Hello Simon, Friday, May 30, 2008, 5:30:25 PM, you wrote: may be i don't understand something. isn't it better to do automatic SAT and inline results for every recursive function marked as INLINE? it's how i want to work - just mark with INLINE speed-critical funcs. manual checking that they are recursive and doing appropriate transformation is too hard for me :) and, btw, how about adding warnings about functions marked as INLINE which was not actually inlined due to some reasons - may be very helpful for optimizing programs without going into studying Core output
Others have explained this nicely. But there's a real tension here.
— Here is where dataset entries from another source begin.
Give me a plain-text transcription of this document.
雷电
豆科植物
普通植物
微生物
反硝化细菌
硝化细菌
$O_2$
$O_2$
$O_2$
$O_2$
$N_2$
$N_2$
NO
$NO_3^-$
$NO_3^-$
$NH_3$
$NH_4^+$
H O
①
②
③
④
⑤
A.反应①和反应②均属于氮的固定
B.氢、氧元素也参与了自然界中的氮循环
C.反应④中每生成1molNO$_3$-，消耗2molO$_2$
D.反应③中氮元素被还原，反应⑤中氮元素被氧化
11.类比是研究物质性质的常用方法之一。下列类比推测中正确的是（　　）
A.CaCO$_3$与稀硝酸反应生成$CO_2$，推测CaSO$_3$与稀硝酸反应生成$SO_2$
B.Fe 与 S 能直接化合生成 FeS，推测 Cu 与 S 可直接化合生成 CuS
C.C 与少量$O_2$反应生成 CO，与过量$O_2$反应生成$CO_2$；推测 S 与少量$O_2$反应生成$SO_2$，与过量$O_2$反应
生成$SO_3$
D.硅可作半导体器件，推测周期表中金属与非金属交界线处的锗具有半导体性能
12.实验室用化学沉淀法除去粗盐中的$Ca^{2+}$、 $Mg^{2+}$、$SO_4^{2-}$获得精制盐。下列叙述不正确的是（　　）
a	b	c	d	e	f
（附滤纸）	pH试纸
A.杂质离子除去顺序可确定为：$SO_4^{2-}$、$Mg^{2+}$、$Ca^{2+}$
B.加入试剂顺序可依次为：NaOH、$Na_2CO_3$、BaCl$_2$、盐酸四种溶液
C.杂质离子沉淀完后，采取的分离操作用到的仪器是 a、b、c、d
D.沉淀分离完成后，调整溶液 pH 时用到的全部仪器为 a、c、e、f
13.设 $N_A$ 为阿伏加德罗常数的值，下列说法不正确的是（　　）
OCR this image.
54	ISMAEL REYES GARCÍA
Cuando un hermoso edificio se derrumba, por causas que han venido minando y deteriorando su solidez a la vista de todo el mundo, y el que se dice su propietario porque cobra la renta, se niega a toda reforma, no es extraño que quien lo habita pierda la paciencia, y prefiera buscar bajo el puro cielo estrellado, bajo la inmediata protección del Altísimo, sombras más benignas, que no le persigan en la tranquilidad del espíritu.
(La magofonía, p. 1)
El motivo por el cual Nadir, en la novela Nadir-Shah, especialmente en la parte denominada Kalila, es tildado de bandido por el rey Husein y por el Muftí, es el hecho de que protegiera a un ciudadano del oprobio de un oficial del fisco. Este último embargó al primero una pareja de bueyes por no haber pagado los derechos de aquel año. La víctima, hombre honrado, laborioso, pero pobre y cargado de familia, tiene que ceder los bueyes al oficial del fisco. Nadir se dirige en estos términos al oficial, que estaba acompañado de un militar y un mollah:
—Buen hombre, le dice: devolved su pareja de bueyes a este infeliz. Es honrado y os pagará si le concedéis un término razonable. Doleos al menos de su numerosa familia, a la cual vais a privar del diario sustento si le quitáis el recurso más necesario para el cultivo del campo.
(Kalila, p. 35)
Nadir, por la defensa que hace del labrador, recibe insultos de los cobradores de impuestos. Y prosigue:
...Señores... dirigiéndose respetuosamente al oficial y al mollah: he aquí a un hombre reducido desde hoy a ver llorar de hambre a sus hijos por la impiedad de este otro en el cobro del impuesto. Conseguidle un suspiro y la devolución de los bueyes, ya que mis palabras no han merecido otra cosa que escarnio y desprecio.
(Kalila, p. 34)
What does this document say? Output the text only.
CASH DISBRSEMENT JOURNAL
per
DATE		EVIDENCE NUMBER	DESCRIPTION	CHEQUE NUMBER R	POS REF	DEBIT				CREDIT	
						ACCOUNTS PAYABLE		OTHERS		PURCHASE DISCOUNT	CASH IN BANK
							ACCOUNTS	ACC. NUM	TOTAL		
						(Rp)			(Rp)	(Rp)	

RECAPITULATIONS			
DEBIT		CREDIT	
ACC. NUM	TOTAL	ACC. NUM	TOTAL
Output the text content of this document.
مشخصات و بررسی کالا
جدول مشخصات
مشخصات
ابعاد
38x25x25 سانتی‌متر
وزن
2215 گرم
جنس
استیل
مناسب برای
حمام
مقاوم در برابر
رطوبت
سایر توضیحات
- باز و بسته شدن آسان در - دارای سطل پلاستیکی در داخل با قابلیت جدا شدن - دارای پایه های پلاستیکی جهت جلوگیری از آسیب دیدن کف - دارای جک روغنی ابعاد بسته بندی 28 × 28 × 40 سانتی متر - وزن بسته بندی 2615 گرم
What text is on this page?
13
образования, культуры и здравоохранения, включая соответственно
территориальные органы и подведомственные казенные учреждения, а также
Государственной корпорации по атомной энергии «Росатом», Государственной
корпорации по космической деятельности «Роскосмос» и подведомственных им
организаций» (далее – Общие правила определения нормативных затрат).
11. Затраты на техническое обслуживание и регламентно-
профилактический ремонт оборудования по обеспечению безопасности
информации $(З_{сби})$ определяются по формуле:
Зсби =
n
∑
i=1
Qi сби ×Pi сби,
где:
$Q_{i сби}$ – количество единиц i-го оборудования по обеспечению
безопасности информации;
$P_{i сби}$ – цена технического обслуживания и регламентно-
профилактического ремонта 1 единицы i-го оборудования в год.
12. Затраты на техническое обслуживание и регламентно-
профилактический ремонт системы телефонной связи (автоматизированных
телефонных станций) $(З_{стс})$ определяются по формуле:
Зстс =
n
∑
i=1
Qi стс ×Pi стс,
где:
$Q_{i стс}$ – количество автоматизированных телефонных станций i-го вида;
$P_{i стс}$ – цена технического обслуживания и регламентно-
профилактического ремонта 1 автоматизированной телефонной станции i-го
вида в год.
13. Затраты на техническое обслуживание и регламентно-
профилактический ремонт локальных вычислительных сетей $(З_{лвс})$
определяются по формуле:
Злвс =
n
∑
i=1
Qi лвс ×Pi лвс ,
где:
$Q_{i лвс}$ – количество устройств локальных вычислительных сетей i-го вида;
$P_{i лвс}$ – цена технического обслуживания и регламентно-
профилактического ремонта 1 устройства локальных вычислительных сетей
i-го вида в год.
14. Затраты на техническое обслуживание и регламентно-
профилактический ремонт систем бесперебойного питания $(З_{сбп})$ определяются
The fast version comes from a combination of (a) the static argument transformation, so you get the first version above, and (b) bodily inlining the entire function, so that at *each call site* you get a locally-recursive function where 'f' is known. That's ok for small functions, but not so good for big ones. Furthermore, the code duplication is only worthwhile if the specialisation is truly useful. For example, would it be better to write append like this (++) xs ys = letrec app [] = ys app (x:xs) = x : app xs in app xs and inline that at every call of (++)? Probably not.
So that is why GHC does not automate this transformation. If you know that's what you want, write a local recursion, and use an INLINE pragma.
If someone felt like summarising this thread on the Haskell performance-advice wiki that would be great. http://haskell.org/haskellwiki/Performance
Meanwhile, I'll clarify in the user manual that recursive functions are not inlined.